Оставим на время художественную литературу, чтобы поговорить о советской экономике времен нэпа. Итак, трест ГЕРКУЛЕС занимался… лесом. Этот факт по-другому позволяет взглянуть на название, в котором явно улавливается не только имя героя древнегреческой мифологии, но и вид хозяйственной деятельности. Да, в СССР любили залихватские аббревиатуры. Вот несколько примеров из «Списка действующих концессий общесоюзного и республиканского значения» от 4 февраля 1928 г., помеченного, кстати, грифом «Секретно» (см. сборник «Индустриализация Советского Союза». Часть II. М., 1999. С. 227.):

Так что за вымышленным, комическим ГЕРКУЛЕСом Ильфа и Петрова вполне могли скрываться такие серьезные организации, как Руссанглолес, Руссголландолес, Русснорвеголес и т.п.

Интересно не столько это лингвистическое наблюдение, сколько то, что с октября 1917 года прошло уже более 10 лет, а иностранные компании вывозят из СССР «все, что плохо приколочено» с не меньшим комфортом, чем при царе-батюшке. Я ведь привел только часть списка ради характерных названий, полностью же он включает в себя более 60 наименований концессий с иностранным участием общесоюзного уровня и с полсотни уровня РСФСР. Есть там очень интересные позиции, например, добычей золота на реке Лена в 1928 году, как ни в чем не бывало, занимается… акц. об-во Лена-Голдфилдс лимитед. Почему «как ни в чем не бывало»? Потому что именно на приисках этой компании произошел позорный Ленский расстрел. Если исходить из пролетарской идеологи, большевистское правительство эту компанию не поощрять выгодными контрактами, а гнать поганой метлой должно из государства рабочих и крестьян, а тут пожалуйте, ваше благородие, забудем старые обиды, вот вам концессия, только часть валютной выручки в определенные кабинеты заносить не забывайте.

Есть в упомянутом списке контрагенты с мировым именем: Стандарт ойл, МАН, Эриксон, Крупп; есть и помельче: Чехословацкое Правительство, германский гражданин Герман Федорович Брюк, польский гражданин О. Триллинг, датские граждане Винтер и Скоу Кельдсен, латвийский гражданин Лев Мейерович Рейсер (он же Лейба Барух) (РСФСР-Москва), литовский гражданин Борунский Шмерель Юделевич (РСФСР-Москва) и другие официальные лица.
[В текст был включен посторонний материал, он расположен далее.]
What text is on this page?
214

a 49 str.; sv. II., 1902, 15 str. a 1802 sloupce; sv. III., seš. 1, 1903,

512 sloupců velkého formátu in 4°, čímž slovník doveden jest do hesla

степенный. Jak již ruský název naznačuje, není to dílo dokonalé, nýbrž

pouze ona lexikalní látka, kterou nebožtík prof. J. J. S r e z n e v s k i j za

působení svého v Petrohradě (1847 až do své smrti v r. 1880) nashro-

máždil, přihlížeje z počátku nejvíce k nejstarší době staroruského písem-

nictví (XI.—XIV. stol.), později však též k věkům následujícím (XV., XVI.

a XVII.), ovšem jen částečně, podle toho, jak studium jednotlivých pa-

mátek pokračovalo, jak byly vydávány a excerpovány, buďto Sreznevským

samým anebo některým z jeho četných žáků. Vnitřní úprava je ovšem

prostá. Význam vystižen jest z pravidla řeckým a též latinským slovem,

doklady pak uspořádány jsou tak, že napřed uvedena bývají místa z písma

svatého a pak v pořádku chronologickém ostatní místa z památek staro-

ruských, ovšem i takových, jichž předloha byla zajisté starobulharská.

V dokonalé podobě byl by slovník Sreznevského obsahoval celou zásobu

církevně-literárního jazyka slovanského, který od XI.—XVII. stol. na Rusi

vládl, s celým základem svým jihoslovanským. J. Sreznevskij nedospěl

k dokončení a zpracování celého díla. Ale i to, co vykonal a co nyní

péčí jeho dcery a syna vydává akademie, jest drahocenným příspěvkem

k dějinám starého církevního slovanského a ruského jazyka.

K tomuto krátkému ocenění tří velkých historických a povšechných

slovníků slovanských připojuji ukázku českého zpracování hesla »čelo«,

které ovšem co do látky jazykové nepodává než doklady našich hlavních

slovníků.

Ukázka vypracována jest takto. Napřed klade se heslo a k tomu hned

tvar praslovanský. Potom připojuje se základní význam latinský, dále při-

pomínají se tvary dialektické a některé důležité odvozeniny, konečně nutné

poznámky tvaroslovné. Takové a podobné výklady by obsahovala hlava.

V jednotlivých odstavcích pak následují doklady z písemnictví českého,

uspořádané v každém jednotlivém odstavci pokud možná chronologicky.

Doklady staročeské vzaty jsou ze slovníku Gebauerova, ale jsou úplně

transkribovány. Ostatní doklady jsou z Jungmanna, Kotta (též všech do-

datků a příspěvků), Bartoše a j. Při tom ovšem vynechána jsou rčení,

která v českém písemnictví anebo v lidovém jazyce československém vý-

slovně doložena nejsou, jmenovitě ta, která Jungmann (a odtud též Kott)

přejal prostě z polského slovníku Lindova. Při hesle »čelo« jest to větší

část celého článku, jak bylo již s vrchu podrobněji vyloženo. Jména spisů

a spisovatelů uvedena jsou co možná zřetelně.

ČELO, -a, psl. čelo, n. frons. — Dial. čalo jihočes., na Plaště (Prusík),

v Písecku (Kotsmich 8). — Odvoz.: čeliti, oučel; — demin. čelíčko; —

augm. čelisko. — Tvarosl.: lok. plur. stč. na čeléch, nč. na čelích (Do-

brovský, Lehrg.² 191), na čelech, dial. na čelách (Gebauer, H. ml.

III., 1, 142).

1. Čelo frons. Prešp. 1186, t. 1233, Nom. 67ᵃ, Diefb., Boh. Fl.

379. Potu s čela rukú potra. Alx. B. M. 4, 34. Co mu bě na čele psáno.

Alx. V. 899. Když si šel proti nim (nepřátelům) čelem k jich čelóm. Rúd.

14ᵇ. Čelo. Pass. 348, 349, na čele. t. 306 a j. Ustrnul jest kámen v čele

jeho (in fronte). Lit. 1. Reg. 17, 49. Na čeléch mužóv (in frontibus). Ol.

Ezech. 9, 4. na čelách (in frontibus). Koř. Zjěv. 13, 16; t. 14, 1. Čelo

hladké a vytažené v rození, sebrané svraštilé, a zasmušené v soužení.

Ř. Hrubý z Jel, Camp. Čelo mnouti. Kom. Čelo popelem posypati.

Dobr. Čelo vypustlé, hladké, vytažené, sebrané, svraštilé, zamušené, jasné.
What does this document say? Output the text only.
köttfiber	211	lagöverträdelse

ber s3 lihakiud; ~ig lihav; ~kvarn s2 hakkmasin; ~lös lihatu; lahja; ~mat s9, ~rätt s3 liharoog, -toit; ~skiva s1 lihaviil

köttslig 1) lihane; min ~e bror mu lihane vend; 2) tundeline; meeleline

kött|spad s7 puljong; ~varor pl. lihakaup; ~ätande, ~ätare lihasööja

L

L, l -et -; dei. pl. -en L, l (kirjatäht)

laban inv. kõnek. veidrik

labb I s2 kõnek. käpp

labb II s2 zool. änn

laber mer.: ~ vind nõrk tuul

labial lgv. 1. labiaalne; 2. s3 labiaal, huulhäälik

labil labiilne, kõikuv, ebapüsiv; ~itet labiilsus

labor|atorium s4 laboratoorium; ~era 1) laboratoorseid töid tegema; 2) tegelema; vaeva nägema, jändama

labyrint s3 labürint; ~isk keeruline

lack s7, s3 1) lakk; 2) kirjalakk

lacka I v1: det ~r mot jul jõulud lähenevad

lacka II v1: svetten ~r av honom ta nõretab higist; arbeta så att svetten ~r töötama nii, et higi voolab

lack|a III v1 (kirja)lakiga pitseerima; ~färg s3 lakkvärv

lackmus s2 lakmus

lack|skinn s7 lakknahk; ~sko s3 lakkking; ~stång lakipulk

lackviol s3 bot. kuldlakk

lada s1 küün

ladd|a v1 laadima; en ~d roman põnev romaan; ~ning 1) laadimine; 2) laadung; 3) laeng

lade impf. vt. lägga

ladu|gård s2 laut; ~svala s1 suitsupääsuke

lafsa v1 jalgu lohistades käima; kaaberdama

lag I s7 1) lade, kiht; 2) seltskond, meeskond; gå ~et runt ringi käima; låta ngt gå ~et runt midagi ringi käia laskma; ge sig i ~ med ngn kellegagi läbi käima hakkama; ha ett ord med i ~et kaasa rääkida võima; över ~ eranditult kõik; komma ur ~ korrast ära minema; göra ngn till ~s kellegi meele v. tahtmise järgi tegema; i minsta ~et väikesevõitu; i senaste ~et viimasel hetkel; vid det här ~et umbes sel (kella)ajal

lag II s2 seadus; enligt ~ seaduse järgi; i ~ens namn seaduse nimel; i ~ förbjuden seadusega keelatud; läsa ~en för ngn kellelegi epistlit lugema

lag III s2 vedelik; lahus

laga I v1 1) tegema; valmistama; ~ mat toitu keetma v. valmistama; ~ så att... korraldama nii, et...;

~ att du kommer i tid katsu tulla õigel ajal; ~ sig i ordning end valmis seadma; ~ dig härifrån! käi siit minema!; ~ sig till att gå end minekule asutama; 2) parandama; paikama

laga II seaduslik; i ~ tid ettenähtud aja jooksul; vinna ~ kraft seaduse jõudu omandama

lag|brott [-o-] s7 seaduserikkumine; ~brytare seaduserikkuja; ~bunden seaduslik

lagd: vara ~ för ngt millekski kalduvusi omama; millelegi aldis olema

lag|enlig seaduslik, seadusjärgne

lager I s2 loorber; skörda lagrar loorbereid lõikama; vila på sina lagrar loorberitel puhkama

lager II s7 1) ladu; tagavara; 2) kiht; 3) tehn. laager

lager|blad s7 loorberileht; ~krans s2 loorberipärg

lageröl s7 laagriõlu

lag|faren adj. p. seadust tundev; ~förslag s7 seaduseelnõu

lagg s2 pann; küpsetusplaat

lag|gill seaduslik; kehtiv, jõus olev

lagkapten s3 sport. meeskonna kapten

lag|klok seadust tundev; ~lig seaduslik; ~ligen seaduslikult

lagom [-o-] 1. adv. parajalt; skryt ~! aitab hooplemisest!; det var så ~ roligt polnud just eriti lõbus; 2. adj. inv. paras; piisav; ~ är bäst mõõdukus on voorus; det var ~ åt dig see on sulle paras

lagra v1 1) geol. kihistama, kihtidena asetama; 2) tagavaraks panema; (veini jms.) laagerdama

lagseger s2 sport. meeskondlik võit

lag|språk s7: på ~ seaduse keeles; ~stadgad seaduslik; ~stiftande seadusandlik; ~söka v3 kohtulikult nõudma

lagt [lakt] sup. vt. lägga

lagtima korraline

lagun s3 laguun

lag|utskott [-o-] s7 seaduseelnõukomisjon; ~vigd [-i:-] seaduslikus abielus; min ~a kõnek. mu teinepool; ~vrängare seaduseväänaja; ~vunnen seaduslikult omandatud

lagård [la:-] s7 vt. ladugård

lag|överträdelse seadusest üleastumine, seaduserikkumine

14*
«Так нэп потому и свернули, что капиталистические хищники были чересчур жадны, не всегда чисты на руку, среди них встречались откровенные авантюристы, — возразит мне воображаемый оппонент. — Советское государство к началу 1930-х гг. вполне окрепло для того, чтобы самостоятельно решать свои экономические задачи. Вот товарищ Сталин железной рукой и разогнал все эти сомнительные конторы, призвал советских граждан к героическому, самоотверженному труду во имя грядущего процветания!» Не соглашусь с этим. Да, действительно, документы о хозяйственной деятельности, датированные последними годами нэпа, изобилуют сообщениями о невыгодности заключенных с заграничными компаниями договоров, о нехватке валюты, об отсутствии взаимопонимания с иностранными специалистами, о мошенничествах и авантюрах, но свидетельствует это не о неэффективности рыночной экономики, а о неумении большевиков работать в цивилизованном правовом поле, низкой экономической и правовой квалификации советских специалистов. Романовы-то подобные совместные предприятия учреждали сотнями и те стабильно работали без оглядки на превратности российской внутренней политики.

В некоторых учебниках истории мне доводилось читать, что иностранные компании в период нэпа заключали договоры с СССР неохотно, в недостаточных количествах, что практика концессий себя не оправдала. Вышеупомянутый секретный документ опровергает это. Западные фирмы осваивали советские сырьевые ресурсы вполне рьяно, да и СССР получал из Европы и США в 1920-х оборудование, высокотехнологичное сырье. А потом, в год великого перелома (1929) большевики вдруг бац кулаком по столу: «Не бывать больше в нашей стране рабочих и крестьян проклятым буржуинам с их грязными капиталами и мошенническими технологиями! Сами индустриализацию проведем, да такую, что все ахнут! Сматывайте-ка, толстопузые, удочки да проваливайте восвояси!» И, что интересно, все эти Ротшильды с Рокфеллерами, безропотно, побросав предприятия, в которые вложили миллионы долларов, отказавшись от долгосрочных планов деятельности в изобилующей ресурсами России, вздохнули: «Ну, штош…», и «поуехали». Впоследствии они ни разу не вспомнили о связанных с этим убытках, не стремились вернуть утраченное. Просто тихо встали и смиренно ушли. Что-то не стыкуется эта картинка с представлениями об империалистических хищниках, тем более что «кинули» их в России уже второй раз за 12 лет: первый раз экспроприировали заводы-пароходы в 1917 году, второй раз беспардонно выперли с рынка в 1929-м. Просто позавидовать можно ангельскому терпению и всепрощению «акул бизнеса», во главе которых далеко не всегда стояли христиане.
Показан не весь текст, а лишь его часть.